Ratification never happened, and as the new decade began, Ms. Janis found that running a construction firm as a woman was harder than she had expected. Banks wouldn’t loan to her, and despite her years of experience, she couldn’t get access to the back rooms where developers, bankers and construction executives — almost all of them men — made their deals.

She and 11 other women founded Professional Women in Construction in 1980 with the goal of lobbying city and state governments to open the contracting process to businesses owned by women — something the federal government had already done under President Jimmy Carter.

Their efforts paid off: In 1983 Mario M. Cuomo, recently arrived in the governor’s mansion, established an office to ensure that more construction contracts would go to companies in New York State owned by women.

In 1986, Mayor Edward I. Koch of New York appointed Ms. Janis director of the city’s Bureau of Building Management, the first woman to hold the job. Among her accomplishments was the installation of women’s locker rooms in Department of Sanitation facilities. She later oversaw special projects in the city’s Office of Construction under Mayor David N. Dinkins.

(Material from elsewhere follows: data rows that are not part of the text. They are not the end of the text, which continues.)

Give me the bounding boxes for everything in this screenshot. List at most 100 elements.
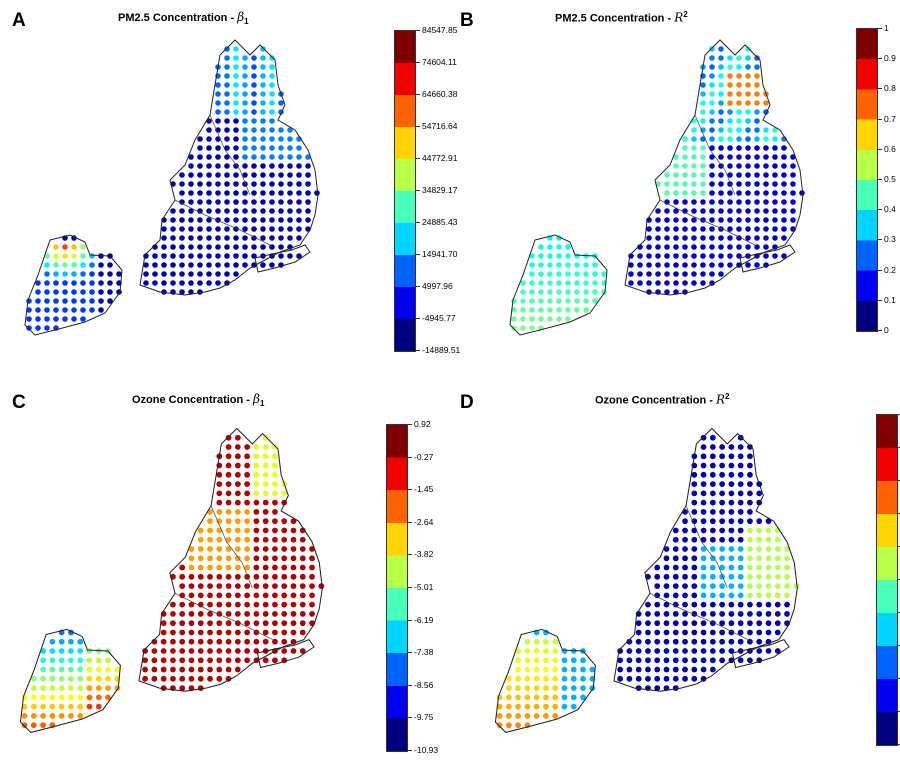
bronx-queens-boundary [209,114,251,196]
map-point [529,280,535,286]
map-point [700,657,707,664]
map-point [197,573,204,580]
map-point [244,481,251,487]
map-point [234,657,241,664]
map-point [774,611,781,617]
map-point [206,244,212,250]
map-point [672,536,679,543]
map-point [244,629,251,636]
map-point [224,244,230,250]
map-point [774,555,781,562]
map-point [763,163,769,169]
map-point [290,620,297,627]
map-point [244,536,251,543]
map-point [244,527,251,534]
map-point [781,172,787,178]
map-point [672,611,679,617]
map-point [552,703,559,710]
map-point [747,471,753,478]
map-point [709,109,715,115]
title-text: PM2.5 Concentration - [118,12,238,24]
map-point [234,499,241,506]
map-point [225,481,232,487]
map-point [682,280,688,286]
map-point [655,244,661,250]
map-point [89,262,95,268]
map-point [253,490,260,497]
map-point [253,499,260,506]
map-point [170,235,176,241]
map-point [719,518,726,525]
map-point [242,82,248,88]
map-point [663,583,670,589]
map-point [709,471,716,478]
map-point [244,444,251,450]
map-point [672,638,679,645]
map-point [524,657,531,664]
map-point [763,235,769,241]
map-point [645,666,651,673]
map-point [179,181,185,187]
map-point [269,100,275,106]
map-point [727,217,733,223]
map-point [262,499,269,506]
map-point [736,109,742,115]
map-point [496,722,503,729]
map-point [281,546,288,552]
map-point [570,685,577,691]
map-point [234,518,241,525]
map-point [700,499,707,506]
map-point [672,666,679,673]
map-point [251,154,257,160]
map-point [179,235,185,241]
colorbar-tick-label: 0.3 [878,234,896,245]
map-point [663,629,670,636]
map-point [765,546,772,552]
map-point [68,657,74,664]
map-point [290,564,297,571]
map-point [253,583,260,589]
map-point [105,694,111,701]
map-point [756,518,763,525]
map-point [197,536,204,543]
map-point [719,546,726,552]
map-point [262,453,269,460]
map-point [556,280,562,286]
map-point [719,527,726,534]
map-point [520,307,526,313]
map-point [269,64,275,70]
map-point [580,666,586,673]
map-point [529,325,535,331]
map-point [269,91,275,97]
map-point [40,675,47,682]
map-point [552,685,559,691]
map-point [515,675,522,682]
map-point [583,307,589,313]
map-point [736,136,742,142]
map-point [188,181,194,187]
map-point [179,648,186,654]
map-point [287,127,293,133]
map-point [262,434,269,441]
map-point [278,100,284,106]
map-point [592,262,598,268]
map-point [35,298,41,304]
map-point [62,289,68,295]
map-point [709,208,715,214]
map-point [756,629,763,636]
map-point [772,253,778,259]
map-point [664,190,670,196]
map-point [260,262,266,268]
map-point [637,280,643,286]
map-point [49,648,56,654]
map-point [269,244,275,250]
map-point [561,703,568,710]
map-point [244,638,251,645]
map-point [278,226,284,232]
map-point [765,536,772,543]
map-point [253,564,260,571]
map-point [728,592,735,599]
map-point [253,638,260,645]
map-point [772,136,778,142]
map-point [197,601,204,608]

Ms. Janis left city government in 1994 and was named president of Professional Women in Construction the next year. She retired in 2015, not long after her 81st birthday.

Today there are more women working in the industry than ever before, both in the boardroom and on the construction site. But progress has been slow, and since the pandemic hit there has been a steep drop in the female work force.

Still, Ms. Janis remained optimistic about her gender’s place in an industry that had, over time, begrudgingly made room for her.

“In 1980, a woman could not hope for a well-paying, managerial job in the construction industry,” she said in 2014. “Women attempting to run construction businesses were shunned by banks and suppliers. Attitudes have changed: When a woman steps into the room, she may even be pleasantly surprised to find she’s not the only woman at the table.”